Man darf sich hier nicht täuschen lassen. Für uns ist es "normal", dass man Dinge ab einer gewissen Entfernung nicht mehr sehen kann. Geographische Hindernisse, kleinste Partikel in der Luft, Wolken, Rauch etc. sorgen dafür.
Theoretisch könnten wir aber unendlich weit sehen, denn genau genommen blicken wir nicht in die Ferne, sondern das Licht des Objekts, das wir ansehen kommt zu uns.
Dass man weit entfernte Sterne sehen kann liegt also an zwei Komponenten: Zum einen strahlt ein Stern extrem viel Licht ab, zum anderen ist der Raum zwischen einem Stern und uns nahezu leer, es gibt also fast nichts, dass uns die Sicht versperrt. Unsere Erdatmosphäre ist da mit Abstand der größte Filter. Gäbe es rein theoretisch einen komplett leeren Raum, könnten wir das Licht einer Taschenlampe unabhängig von der Entfernung sehen. Da es aber diesen hypothetischen leeren Raum in der Praxis nicht gibt, wird ein Teil des Lichts auf dem Weg zu uns abgelenkt, so dass für uns gilt: Je größer die Lichtquelle bzw. je geringer die Entfernung, umso höher ist die Wahrscheinlichkeit, dass etwas davon bei uns ankommt.

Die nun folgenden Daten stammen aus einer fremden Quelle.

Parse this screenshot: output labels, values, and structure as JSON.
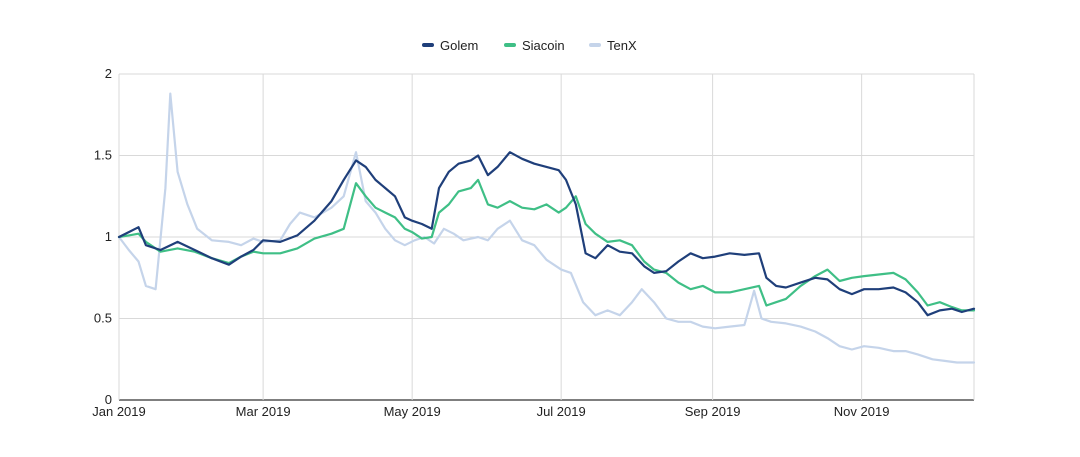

Man darf dabei auch niemals vergessen, dass wir, wenn wir einen Stern beobachten nicht wirklich den Stern selbst sehen, sondern lediglich das Licht, das er (je nach Entfernung) vor langer Zeit abgestrahlt hat. Betrachten wir zB Alpha Centauri, sehen wir lediglich das Licht, das vor etwa 4,5 Jahren von dort aus losgeschickt wurde.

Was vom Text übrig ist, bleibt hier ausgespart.